The State of Digital Experience & Mobile: Q&A with Brian Westendorf, Digital Experience & Mobile


Brian Westendorf - Mobile Architecture - Digital Experience and Mobile

We recently had an opportunity to sit down with Brian Westendorf, Digital Experience & Mobile Consultant, to ask him a few questions about the latest technology and business trends when it comes to creating immersive digital experiences. We touched on a variety of topics, including voice technology, user privacy, and more!

Q: When it comes to the digital experience, what are businesses investing in today? What should they be investing in to prepare for the future?

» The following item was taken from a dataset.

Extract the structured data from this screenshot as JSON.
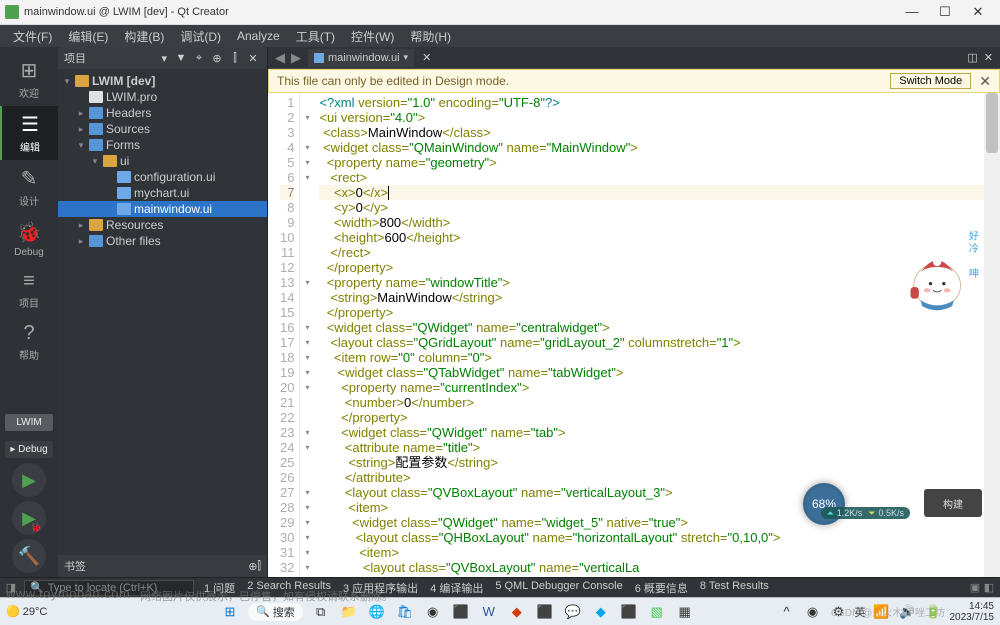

The great thing about DX & Mobile is that there’s always an end-user and it’s always going to be important to understand their goals and serve them better experiences. For the most part, DX & Mobile offers an easier way to access information, purchase items online, or do your daily work more efficiently than in person, over the phone, through the postal service, or some other alternative that predates the internet. In the retail space, its bridges the gap between brick-and-mortar and e-commerce to make sure customers are always having positive experiences with brands regardless of the medium.

In the future, hands-free integration through conversational user interface using voice technology like Alexa Skills and Google Actions is going to lead the next revolution in experience. Amazon, Google, Apple and Microsoft all offer voice solutions and integration with the Internet of Things through smart devices and hardware products like Amazon Echo and Google Home. These investments offer customers extensions of popular services and features that are just starting to gain traction and will change the way we behave and what we expect technology to be able to do. For instance, people have always been able to walk into a Starbucks and order a coffee, but now you can avoid all the lines by ordering and paying for one using Alexa or Google Assistant from your own home.

Q: Many people are concerned about user privacy and devices listening to or recording behavior, especially in their own homes. Do you think these concerns will be addressed? Or will this eventually become normalized?

This is a touchy subject. I believe that some concerns will be addressed short-term, but that much of the technology we view as concerning today will eventually be normalized. 10 years ago, the majority of people were concerned about doing any banking (or anything) online. At the turn of the century, people were afraid of electricity. Some people I know personally are concerned with making any phone calls not with a landline because someone might be listening, even though it used to be standard for live “operators” to listen to conversations. Many people today still worry about depositing money into their banks using an ATM machine. You’ll always have people resistant to new technology. You will also always have people, usually a younger generation, adapting to that technology and pushing the boundaries of what it can do.

When it comes to Digital Experience and Mobile, we’re interested in collecting data points on user experiences, not personal (PCI/PII) information. We want to learn how to improve the experience for users. However, there certainly has been some institutional trust lost between users and the companies who own products that collect data from users, and for a variety of reasons, not all of them harmless. Two great quotes apply here: “If it’s free, you are the product” and “with great power comes great responsibility”. We have to be careful about the exchanges we are making, and we have to hold ourselves accountable to society, as both consumers and as providers, but we also have to recognize that usability and experience matter and the only want to improve both is through the use of data.

Q: How should businesses prioritize spending when it comes to DX & Mobile? What are the fundamentals that every business needs in the modern era?

First and foremost, every business needs to have a digital strategy. You need to understand who your customers are, how best to engage them and how to keep them engaged. Innovation without user  research works for proof-of-concept applications, but products need to be built for users. Users have to be understood and product journeys need to be defined. It’s important to build customer experiences that users “want-to” engage with instead of “have-to” engage with. That’s how you stay relevant and competitive in a digital world.

Q: If you were a college student today, what sort of technologies and languages would you focus on?

Technology is always changing. I think students should focus on what interests them most rather than trying to guess the market. If you are interested in mobile development and want to become proficient in today’s hottest technologies, build your own mobile apps using React Native, Swift or Android. There are tons of free courses online. But regardless of what’s currently hot you should always pick the technology that interests you most. Those make the best projects.